Se o foco, aqui, está no drama individual, ele não exclui uma eventual nova parábola, sobre uma geração que não foi capaz de fazer frente a esse mundo, de lidar com as referências de outros tempos. É impossível não se constranger com, por exemplo, O Grande Vazio (2004), livro em que o antes vigoroso Mailer desfia generalidades sobre política americana e pessimismo em relação às novas tecnologias. Ou, ainda, não deixar de observar como Updike usa um cenário velho — o mundo do subúrbio — para tentar compreender um personagem novo, um árabe, em Terrorista (2006). Já em Sonhando a Guerra (2002), Vidal chega ao disparate. Ele jura que os atentados de 11 de Setembro foram cometidos com a conivência de Washington, fato que teria sido encoberto pela imprensa.
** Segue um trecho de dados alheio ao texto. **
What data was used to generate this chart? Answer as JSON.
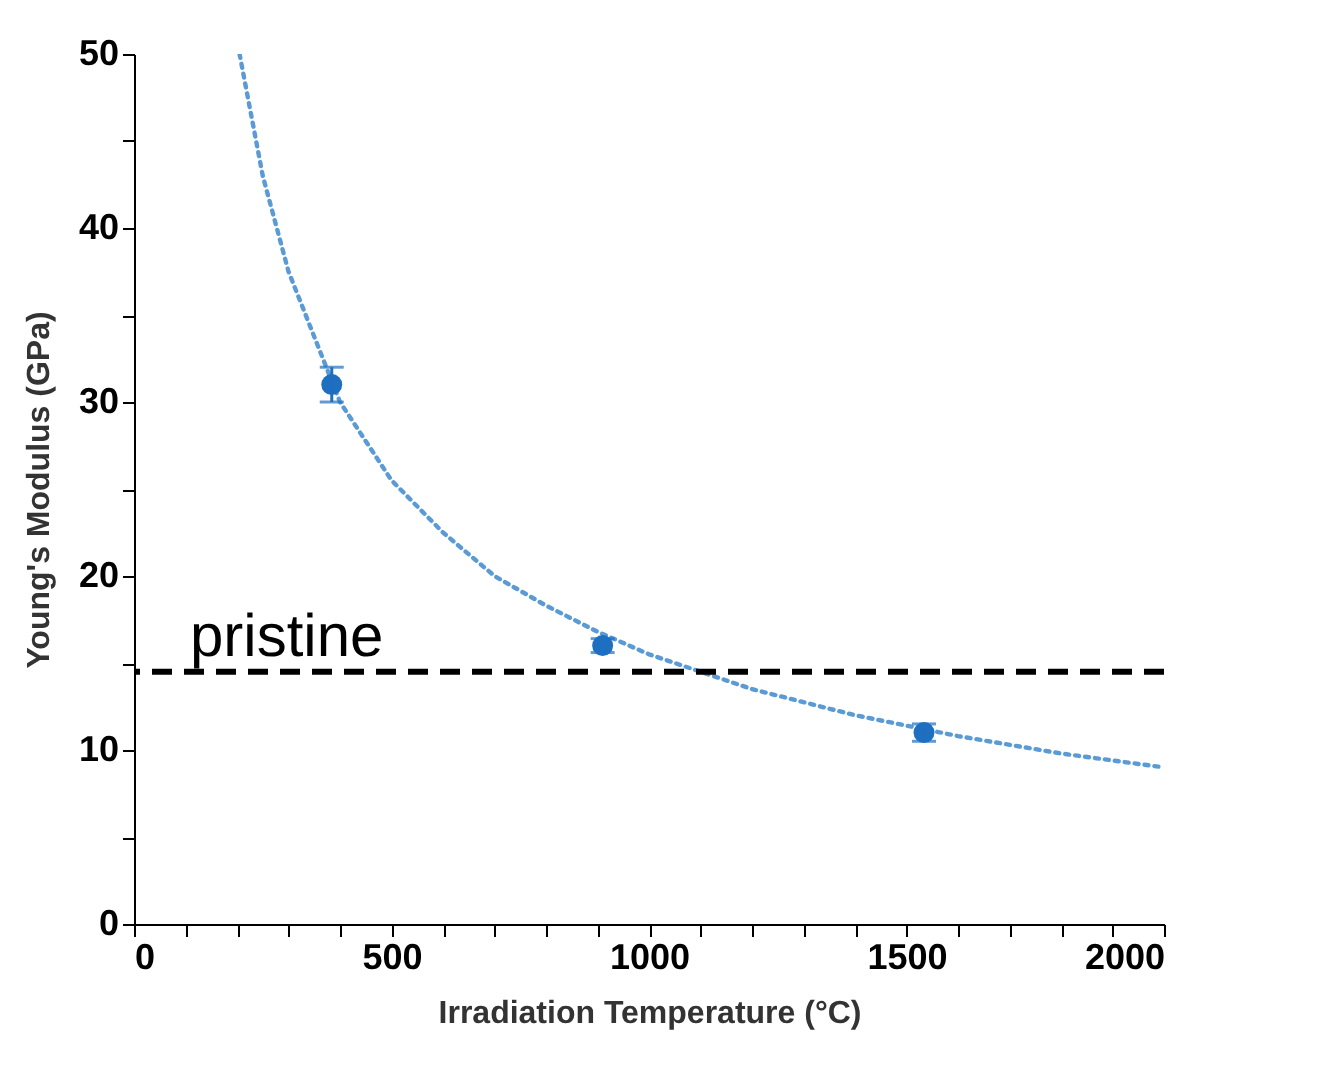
{
  "chart_data": {
    "type": "scatter",
    "xlabel": "Irradiation Temperature (°C)",
    "ylabel": "Young's Modulus (GPa)",
    "xlim": [
      0,
      2000
    ],
    "ylim": [
      0,
      50
    ],
    "xticks": [
      0,
      {
        "value": 100,
        "label": null
      },
      {
        "value": 200,
        "label": null
      },
      {
        "value": 300,
        "label": null
      },
      {
        "value": 400,
        "label": null
      },
      500,
      {
        "value": 600,
        "label": null
      },
      {
        "value": 700,
        "label": null
      },
      {
        "value": 800,
        "label": null
      },
      {
        "value": 900,
        "label": null
      },
      1000,
      {
        "value": 1100,
        "label": null
      },
      {
        "value": 1200,
        "label": null
      },
      {
        "value": 1300,
        "label": null
      },
      {
        "value": 1400,
        "label": null
      },
      1500,
      {
        "value": 1600,
        "label": null
      },
      {
        "value": 1700,
        "label": null
      },
      {
        "value": 1800,
        "label": null
      },
      {
        "value": 1900,
        "label": null
      },
      2000
    ],
    "yticks": [
      0,
      {
        "value": 5,
        "label": null
      },
      10,
      {
        "value": 15,
        "label": null
      },
      20,
      {
        "value": 25,
        "label": null
      },
      30,
      {
        "value": 35,
        "label": null
      },
      40,
      {
        "value": 45,
        "label": null
      },
      50
    ],
    "grid": false,
    "series": [
      {
        "type": "line",
        "color": "#5b9bd5",
        "line_style": "dotted",
        "marker": "none",
        "x": [
          205,
          250,
          300,
          400,
          500,
          600,
          700,
          800,
          900,
          1000,
          1200,
          1400,
          1600,
          1800,
          2000
        ],
        "values": [
          50,
          43,
          37.5,
          30,
          25.5,
          22.5,
          20,
          18.3,
          16.8,
          15.5,
          13.5,
          12,
          10.8,
          9.8,
          9
        ]
      },
      {
        "color": "#1f6fc0",
        "marker": "circle",
        "x": [
          384,
          910,
          1534
        ],
        "values": [
          31,
          16,
          11
        ],
        "errors": [
          1,
          0.4,
          0.5
        ]
      }
    ],
    "ref_lines": [
      {
        "axis": "y",
        "value": 14.5,
        "label": "pristine",
        "color": "#000000",
        "line_style": "dashed"
      }
    ]
  }
}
Roth não endossa necessariamente essa leitura da “geração deslocada”, mas também evita, habilmente, assumir o discurso vitimista de Amy Bellette. Ambos, contudo, fazem parte de um destino do qual Zuckerman, em sua impotência — literal e metafórica —, não pode escapar. Nesse sentido, Fantasma Sai de Cena é um retrato ainda mais duro da velhice do que o que o próprio Roth apresentou em Animal Agonizante (2001) e Homem Comum (2006). Mostra como, por quaisquer razões que se queira, mesmo grandes homens acabam, um dia, ficando para trás.